La grande romancière, par l’intermédiaire de Clary espère l’établissement de l’« État-providence » (à l’instar d’Oscar Wilde), « que tout soit plus juste et plus facile pour tout le monde, avec des écoles gratuites, des médecins et des hôpitaux gratuits (…) parce que la charité ne suffit pas ». Par contre, les plus jeunes, Neville et Lydia, s’amusent des « indolentes et dérisoires activités des adultes ». Zoë, la seconde épouse du père de Cary, Rupert, porté disparu, étouffe sous la férule familiale et constate que son existence s’amenuise. L’imitation de la parentèle est la règle à suivre, l’hérédité est le modèle dominant. Le terme du titre, confusion, prend tout son sens avec l’éprouvante maternité subie de Louise, le lien physiologique sans affection envers son nourrisson, un quotidien incertain ponctué de massacres, de disparitions, de blessures graves, de « familles brisées », de « couples séparés ».
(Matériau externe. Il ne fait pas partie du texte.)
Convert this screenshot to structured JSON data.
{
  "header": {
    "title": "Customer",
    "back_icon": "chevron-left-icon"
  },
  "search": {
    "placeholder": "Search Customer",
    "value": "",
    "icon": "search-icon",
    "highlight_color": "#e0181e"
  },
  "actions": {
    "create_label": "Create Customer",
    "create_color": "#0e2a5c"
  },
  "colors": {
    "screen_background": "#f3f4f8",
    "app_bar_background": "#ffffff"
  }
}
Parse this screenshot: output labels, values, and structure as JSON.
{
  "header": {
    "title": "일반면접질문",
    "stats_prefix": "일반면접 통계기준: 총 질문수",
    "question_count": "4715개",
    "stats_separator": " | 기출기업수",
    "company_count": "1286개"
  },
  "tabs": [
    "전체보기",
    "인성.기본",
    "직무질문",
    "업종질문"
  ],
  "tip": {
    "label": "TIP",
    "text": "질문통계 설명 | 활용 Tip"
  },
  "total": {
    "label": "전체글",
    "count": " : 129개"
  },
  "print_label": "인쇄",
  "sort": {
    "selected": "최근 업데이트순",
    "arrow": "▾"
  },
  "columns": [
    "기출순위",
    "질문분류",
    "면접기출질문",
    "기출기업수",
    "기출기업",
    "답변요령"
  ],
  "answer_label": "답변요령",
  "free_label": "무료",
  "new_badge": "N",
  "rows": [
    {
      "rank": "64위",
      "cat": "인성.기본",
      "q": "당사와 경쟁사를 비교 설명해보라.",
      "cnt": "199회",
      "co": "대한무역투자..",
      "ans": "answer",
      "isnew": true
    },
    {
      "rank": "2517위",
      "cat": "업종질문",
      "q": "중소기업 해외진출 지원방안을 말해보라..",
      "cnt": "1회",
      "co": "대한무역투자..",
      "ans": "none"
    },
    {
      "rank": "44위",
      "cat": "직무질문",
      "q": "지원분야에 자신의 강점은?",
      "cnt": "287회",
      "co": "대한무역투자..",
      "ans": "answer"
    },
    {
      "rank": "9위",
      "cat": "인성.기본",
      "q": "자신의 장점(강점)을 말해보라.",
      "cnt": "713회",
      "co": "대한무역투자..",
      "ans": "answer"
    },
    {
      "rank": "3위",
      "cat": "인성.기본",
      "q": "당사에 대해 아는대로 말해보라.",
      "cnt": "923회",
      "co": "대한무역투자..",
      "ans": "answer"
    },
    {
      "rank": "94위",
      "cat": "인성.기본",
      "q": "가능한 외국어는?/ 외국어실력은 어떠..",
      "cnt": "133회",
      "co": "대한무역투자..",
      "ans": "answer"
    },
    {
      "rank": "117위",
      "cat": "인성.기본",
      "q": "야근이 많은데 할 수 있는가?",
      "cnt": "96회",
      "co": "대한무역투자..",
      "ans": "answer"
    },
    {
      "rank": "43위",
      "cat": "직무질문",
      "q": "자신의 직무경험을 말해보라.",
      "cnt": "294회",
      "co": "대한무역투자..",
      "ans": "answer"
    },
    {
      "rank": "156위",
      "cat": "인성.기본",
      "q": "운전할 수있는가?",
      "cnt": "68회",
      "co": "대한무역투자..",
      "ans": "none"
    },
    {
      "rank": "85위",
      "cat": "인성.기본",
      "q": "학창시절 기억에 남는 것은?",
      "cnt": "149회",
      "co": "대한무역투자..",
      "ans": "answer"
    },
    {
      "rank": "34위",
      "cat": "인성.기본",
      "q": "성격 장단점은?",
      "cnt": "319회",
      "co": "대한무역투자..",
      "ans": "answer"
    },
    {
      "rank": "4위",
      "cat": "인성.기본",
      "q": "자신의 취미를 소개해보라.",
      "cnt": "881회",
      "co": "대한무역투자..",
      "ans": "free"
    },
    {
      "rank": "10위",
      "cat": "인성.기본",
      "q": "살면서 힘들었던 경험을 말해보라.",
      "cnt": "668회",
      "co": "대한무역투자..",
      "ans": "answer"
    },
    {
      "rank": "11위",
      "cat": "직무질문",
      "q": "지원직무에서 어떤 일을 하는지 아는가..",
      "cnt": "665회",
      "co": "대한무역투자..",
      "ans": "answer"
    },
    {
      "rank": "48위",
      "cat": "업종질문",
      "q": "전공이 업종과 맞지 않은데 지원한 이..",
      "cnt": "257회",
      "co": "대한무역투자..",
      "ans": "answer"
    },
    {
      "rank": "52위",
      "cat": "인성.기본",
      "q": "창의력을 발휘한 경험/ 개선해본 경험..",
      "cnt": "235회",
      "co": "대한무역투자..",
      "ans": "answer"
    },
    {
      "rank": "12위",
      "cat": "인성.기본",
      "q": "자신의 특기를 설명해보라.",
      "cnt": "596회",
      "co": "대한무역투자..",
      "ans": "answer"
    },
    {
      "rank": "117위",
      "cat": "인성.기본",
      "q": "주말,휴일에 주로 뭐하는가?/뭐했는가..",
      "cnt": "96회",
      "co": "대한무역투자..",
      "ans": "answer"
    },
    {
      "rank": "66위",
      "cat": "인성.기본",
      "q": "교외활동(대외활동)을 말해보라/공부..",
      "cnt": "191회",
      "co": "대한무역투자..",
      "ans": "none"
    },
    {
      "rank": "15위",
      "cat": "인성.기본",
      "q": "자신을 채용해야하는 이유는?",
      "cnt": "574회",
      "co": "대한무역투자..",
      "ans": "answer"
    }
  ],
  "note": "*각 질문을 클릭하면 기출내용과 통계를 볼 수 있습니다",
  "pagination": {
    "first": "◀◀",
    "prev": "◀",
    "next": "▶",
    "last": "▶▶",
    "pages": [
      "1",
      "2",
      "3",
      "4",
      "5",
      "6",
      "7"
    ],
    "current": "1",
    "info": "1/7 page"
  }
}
Les regards des protagonistes offrent des points de vue croisés, des perspectives subjectives qui communiquent aux lecteurs des aspects inédits de l’intrigue et des caractères. E. J. Howard braque une lumière Flood sur ses interlocuteurs, sur leurs malheurs pluriels, psychiatrisation, alcoolisme, déréliction, illusions perdues, fantasmes irréalisables. Notons la présence de l’homosexualité, ainsi que celle d’un juif américain confronté à une scène insoutenable de la Shoah. Ce roman, une synthèse addictive d’images, de sons, mouvants, se construit par séquences en champ-contrechamp. La comédie familiale obéit à des sentiments universaux, et une fois de plus, c’est la vie qui est la plus forte, par exemple lors du jour de « la célébration de la Victoire » : « Des fusées déversaient des pluies d’étoiles dorées dans le ciel mauve et le palais était illuminé ; autour de la statue de la reine Victoria, formant un énorme serpent, les gens dansaient le hockey-cokey, chantant et tapant des pieds, et derrière, près des grilles, ils réclamaient le roi à cor et à cri. (…) Une fois que la famille royale était apparue sur le balcon et avait salué la foule (…) Clary voulait attendre qu’ils ressortent (…) alors que la nuit était tombée depuis longtemps, ils étaient ressortis : rien que le roi et la reine cette fois : pas de princesses. “Ils ont dû les envoyer se coucher, les pauvres”, commenta Clary ».